Вот сейчас я уж точно мог бы сказать и то слово, которое собирался сказать вначале, но не я виноват, что мне все время что-нибудь мешает. Помешали элементарный рок, случайность, а может, необходимость. Один мой друг, этот курортный доктор, стал отбиваться от нашей компании, часто по нескольку дней не являлся, а если и являлся, то на вокзале боялся даже посмотреть на бутылочку. Остались мы вдвоем: вскоре доктор на веки-вечные обосновался на курорте и ни в каких скверах больше не спал, а въехал в шикарную квартиру. Дежурный противопожарной вышки, черт его попутал, не послушался моих советов, ночью вскарабкался пьяный на вышку и шмякнулся с нее.
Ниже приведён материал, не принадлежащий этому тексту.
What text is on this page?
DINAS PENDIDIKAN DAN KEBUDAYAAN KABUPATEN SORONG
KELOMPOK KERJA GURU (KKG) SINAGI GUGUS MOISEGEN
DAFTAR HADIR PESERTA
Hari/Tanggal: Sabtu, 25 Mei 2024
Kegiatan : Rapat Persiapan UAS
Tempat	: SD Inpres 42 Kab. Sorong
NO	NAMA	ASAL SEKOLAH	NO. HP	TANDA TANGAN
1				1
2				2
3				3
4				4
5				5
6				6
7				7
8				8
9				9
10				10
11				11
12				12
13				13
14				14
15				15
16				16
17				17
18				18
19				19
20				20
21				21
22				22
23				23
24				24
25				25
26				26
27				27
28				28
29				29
Люди потом шутили: случись это после дождя, да окажись земля мокрой, то дежурный провалился бы сквозь землю рядом с вышкой, а по весне опять проклюнулся бы…

Остался я один. Попробуйте, поживите в одиночку!.. Вы уже поняли, что в жизни я многому научился, однако в городе жить в одиночестве слишком трудно. Уехал к брату; он хотел меня угостить, дал как следует выпить, потом мы отправились на свой бывший хутор, где в те времена, когда я ходил в школу и когда испытал величайшую радость, стоял наш дом; если бы не брат, я бы хутора не нашел. Он чаще бывает в этих краях и узнал по более темной траве место бывшей усадьбы.

Когда я встал на эту землю, ноги задрожали, я почувствовал, что и впрямь оказался в родных местах. Глядел, наклонившись к заросшей травой земле, и глядел не зря: увидел ржавую проволоку, схватил ее и вытащил… Вытащил заржавевшую лампу… (Как-то раньше я из этой земли вытащил ржавое сверло. Пока буду сюда ходить, много чего еще из этой землицы вытащу!)

– Это та наша лампа… – сказал брату.